Nord’s reaction to the suggestion that she and Northup downplayed the value of Regulatory Flexibility Act (RFA) analysis in seeking greater analysis was that “RFA analysis is a useful tool, but there is no reason to think it is all we need to do. Allowing unnecessary or even destructive regulatory burdens to exist is inconsistent with our obligations no matter the size of the entities those burdens befall. We have a task under the RFA and a task under the Executive Order. We should keep those tasks separate.”

 

She also rejected Tenenbaum and Adler’s assertion about exceeding a congressional mandate to look at the costs of the CPSIA testing and certification rule (see related story in this issue). She wrote, “This seems a reach, as the language in the statute ordered us to ‘include’ Congress’s list in our efforts, not limit ourselves to that series of questions.”

 

Nord summed up her responses with:

“Each of these errors in my colleagues’ arguments demonstrates the fundamental difference in our approaches to this task.

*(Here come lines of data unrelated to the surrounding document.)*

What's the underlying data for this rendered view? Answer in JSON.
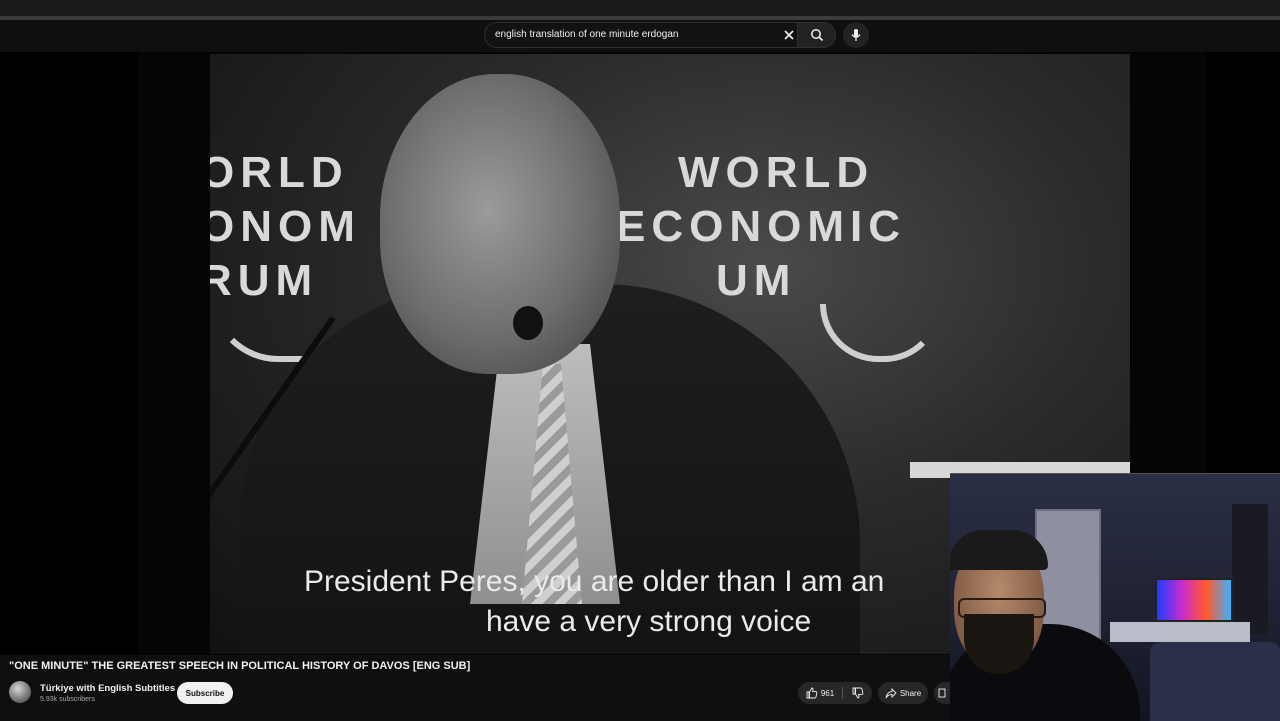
{
  "search": {
    "query": "english translation of one minute erdogan"
  },
  "video": {
    "backdrop_text_left": [
      "ORLD",
      "ONOM",
      "RUM"
    ],
    "backdrop_text_right": [
      "WORLD",
      "ECONOMIC",
      "UM"
    ],
    "subtitle_line1": "President Peres, you are older than I am an",
    "subtitle_line2": "have a very strong voice"
  },
  "title": "\"ONE MINUTE\" THE GREATEST SPEECH IN POLITICAL HISTORY OF DAVOS [ENG SUB]",
  "channel": {
    "name": "Türkiye with English Subtitles",
    "subscribers": "5.93k subscribers",
    "subscribe_label": "Subscribe"
  },
  "actions": {
    "like_count": "961",
    "share_label": "Share"
  },
  "icons": {
    "clear": "close-icon",
    "search": "search-icon",
    "mic": "microphone-icon",
    "like": "thumbs-up-icon",
    "dislike": "thumbs-down-icon",
    "share": "share-arrow-icon"
  }
}
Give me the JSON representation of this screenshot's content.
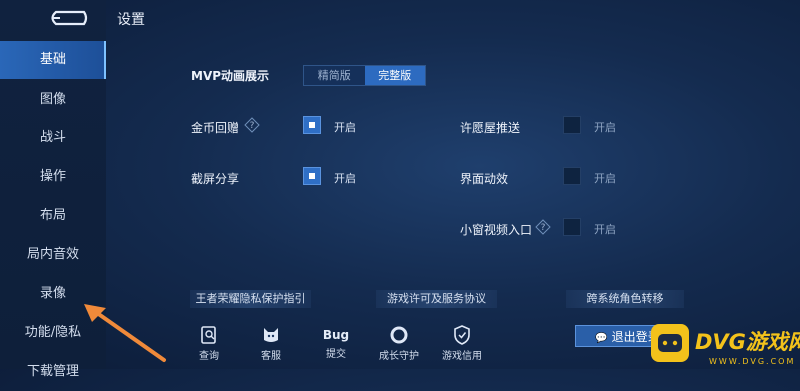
{
  "header": {
    "title": "设置"
  },
  "sidebar": {
    "items": [
      {
        "label": "基础",
        "active": true
      },
      {
        "label": "图像"
      },
      {
        "label": "战斗"
      },
      {
        "label": "操作"
      },
      {
        "label": "布局"
      },
      {
        "label": "局内音效"
      },
      {
        "label": "录像"
      },
      {
        "label": "功能/隐私"
      },
      {
        "label": "下载管理"
      }
    ]
  },
  "settings": {
    "mvp": {
      "label": "MVP动画展示",
      "options": [
        "精简版",
        "完整版"
      ],
      "selected": "完整版"
    },
    "coin_feedback": {
      "label": "金币回赠",
      "state_label": "开启",
      "checked": true
    },
    "screenshot_share": {
      "label": "截屏分享",
      "state_label": "开启",
      "checked": true
    },
    "wish_push": {
      "label": "许愿屋推送",
      "state_label": "开启",
      "checked": false
    },
    "ui_animation": {
      "label": "界面动效",
      "state_label": "开启",
      "checked": false
    },
    "small_window_video": {
      "label": "小窗视频入口",
      "state_label": "开启",
      "checked": false
    }
  },
  "links": {
    "privacy_guide": "王者荣耀隐私保护指引",
    "license": "游戏许可及服务协议",
    "transfer": "跨系统角色转移"
  },
  "bottom_bar": {
    "query": "查询",
    "service": "客服",
    "bug_icon_text": "Bug",
    "bug": "提交",
    "guardian": "成长守护",
    "credit": "游戏信用"
  },
  "logout": {
    "label": "退出登录"
  },
  "watermark": {
    "brand": "DVG游戏网",
    "url": "WWW.DVG.COM"
  },
  "colors": {
    "accent": "#2d6bc0",
    "arrow": "#f08a3a"
  }
}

It seems they sought merely to complete the checklist before them by cherry?picking a few minor but obvious problems in our rules and making examples of them. By contrast, Commissioner Northup and I offered a plan that would have created a free? standing process to identify unproductive burdens anywhere in our work, starting with our costliest rules. Our colleagues have spent many months extolling the virtues of ongoing testing of products, yet they passed up the opportunity for ongoing testing of our rules in favor of a few golden samples.”

Her remarks, which also include a description of her and Northup’s version, can be downloaded from www.cpsc.gov/PR/nord09192012.pdf.